By Noel Randewich
(Reuters) – Nvidia’s strong quarterly revenue forecast delivered on Wall Street’s high expectations on Wednesday, sparking gains in a range of AI-related stocks and giving a jolt to a stalled out U.S. stock market recovery.
Nvidia’s stock jumped nearly 10% after the bell to trade at $516, its highest level ever, lifting its stock market value by about $110 billion to $1.27 trillion and extending its lead as the world’s most valuable chipmaker.
That came after Santa Clara, California company gave a fiscal third-quarter revenue outlook above analysts’ expectations, boosted by soaring demand for its high-end chips that power much of the world’s major artificial intelligence technology.
Investors this week had anticipated Nvidia’s report as a potential spark to reignite gains in a sluggish U.s. stock market.
Nvidia’s shares have more than tripled this year, with the chipmaker at the center of a tech-stock rally fueled by optimism about the potential of AI.
“Without Nvidia, the sustained tech market rally we’re seeing might not exist,” said Insider Intelligence senior analyst Jacob Bourne. “The pressing question is whether Nvidia can consistently exceed the now-higher expectations.”
Nvidia’s strong forecast on Wednesday added to investor optimism.
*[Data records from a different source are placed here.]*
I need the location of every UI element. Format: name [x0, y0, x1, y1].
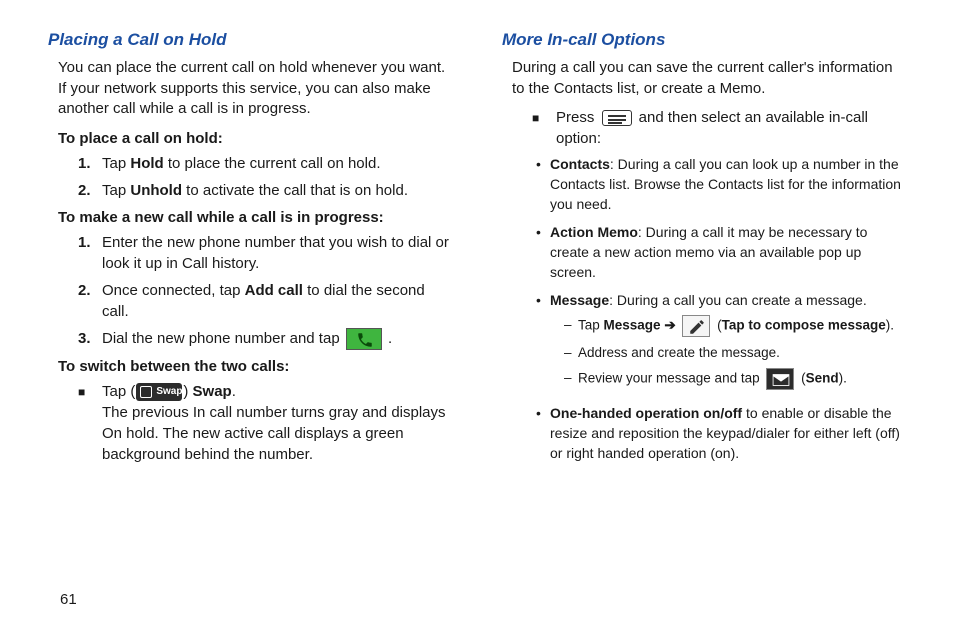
list-item: • Action Memo: During a call it may be n… — [536, 223, 906, 283]
step-number: 3. — [78, 328, 102, 350]
step-text: Tap Hold to place the current call on ho… — [102, 153, 380, 174]
bullet-icon: • — [536, 291, 550, 396]
square-bullet-icon: ■ — [532, 107, 556, 149]
section-heading-hold: Placing a Call on Hold — [48, 30, 452, 50]
list-item: • Contacts: During a call you can look u… — [536, 155, 906, 215]
list-item: • Message: During a call you can create … — [536, 291, 906, 396]
two-column-layout: Placing a Call on Hold You can place the… — [48, 30, 906, 472]
page-number: 61 — [60, 591, 77, 608]
swap-icon: Swap — [136, 383, 182, 401]
section-heading-more-options: More In-call Options — [502, 30, 906, 50]
options-bullet-list: • Contacts: During a call you can look u… — [536, 155, 906, 463]
dash-item: – Review your message and tap (Send). — [564, 368, 906, 390]
step-number: 2. — [78, 280, 102, 322]
intro-paragraph: You can place the current call on hold w… — [58, 58, 452, 120]
step-number: 2. — [78, 180, 102, 201]
subheading-new-call: To make a new call while a call is in pr… — [58, 209, 452, 226]
dash-icon: – — [564, 343, 578, 363]
press-text: Press and then select an available in-ca… — [556, 107, 906, 149]
swap-text: Tap (Swap) Swap. The previous In call nu… — [102, 381, 452, 465]
step-item: 3. Dial the new phone number and tap . — [78, 328, 452, 350]
bullet-icon: • — [536, 223, 550, 283]
square-bullet-icon: ■ — [78, 381, 102, 465]
left-column: Placing a Call on Hold You can place the… — [48, 30, 452, 472]
step-text: Once connected, tap Add call to dial the… — [102, 280, 452, 322]
step-item: 2. Once connected, tap Add call to dial … — [78, 280, 452, 322]
step-item: 1. Enter the new phone number that you w… — [78, 232, 452, 274]
list-item: • One-handed operation on/off to enable … — [536, 404, 906, 464]
step-text: Enter the new phone number that you wish… — [102, 232, 452, 274]
step-text: Dial the new phone number and tap . — [102, 328, 392, 350]
compose-icon — [682, 315, 710, 337]
phone-call-icon — [346, 328, 382, 350]
dash-item: – Tap Message ➔ (Tap to compose message)… — [564, 315, 906, 337]
subheading-switch: To switch between the two calls: — [58, 358, 452, 375]
dash-icon: – — [564, 315, 578, 337]
step-number: 1. — [78, 232, 102, 274]
menu-icon — [602, 110, 632, 126]
steps-place-hold: 1. Tap Hold to place the current call on… — [78, 153, 452, 201]
bullet-icon: • — [536, 404, 550, 464]
bullet-icon: • — [536, 155, 550, 215]
right-column: More In-call Options During a call you c… — [502, 30, 906, 472]
swap-instruction: ■ Tap (Swap) Swap. The previous In call … — [78, 381, 452, 465]
step-item: 1. Tap Hold to place the current call on… — [78, 153, 452, 174]
send-envelope-icon — [766, 368, 794, 390]
steps-new-call: 1. Enter the new phone number that you w… — [78, 232, 452, 350]
step-item: 2. Tap Unhold to activate the call that … — [78, 180, 452, 201]
intro-paragraph: During a call you can save the current c… — [512, 58, 906, 99]
dash-item: – Address and create the message. — [564, 343, 906, 363]
dash-icon: – — [564, 368, 578, 390]
step-text: Tap Unhold to activate the call that is … — [102, 180, 408, 201]
step-number: 1. — [78, 153, 102, 174]
message-sub-steps: – Tap Message ➔ (Tap to compose message)… — [564, 315, 906, 391]
press-instruction: ■ Press and then select an available in-… — [532, 107, 906, 149]
subheading-place-hold: To place a call on hold: — [58, 130, 452, 147]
Big Tech and AI-related stocks saw their stock market values increase by over $70 billion, on top of Nvidia’s increased value, as their shares climbed following the report.
In extended trade, Microsoft and Meta Platforms added over 2%, while Google-owner Alphabet added nearly 1%. Microsoft and Alphabet have are rushing to incorporate generative AI into their Web search platforms and other services.
AI software maker C3.ai jumped 5.6% and Palantir Technologies PLTR.N>, which recently launched its own AI platform, rose almost 5%.
AI-related component makers also rallied, with Advanced Micro Devices and Broadcom both up over 3%, Marvell Technology climbing 5% and Super Micro Computer rallying over 8%.
Nvidia forecast third-quarter revenue of about $16 billion, plus or minus 2%. Analysts polled by Refinitiv on average were expecting $12.61 billion.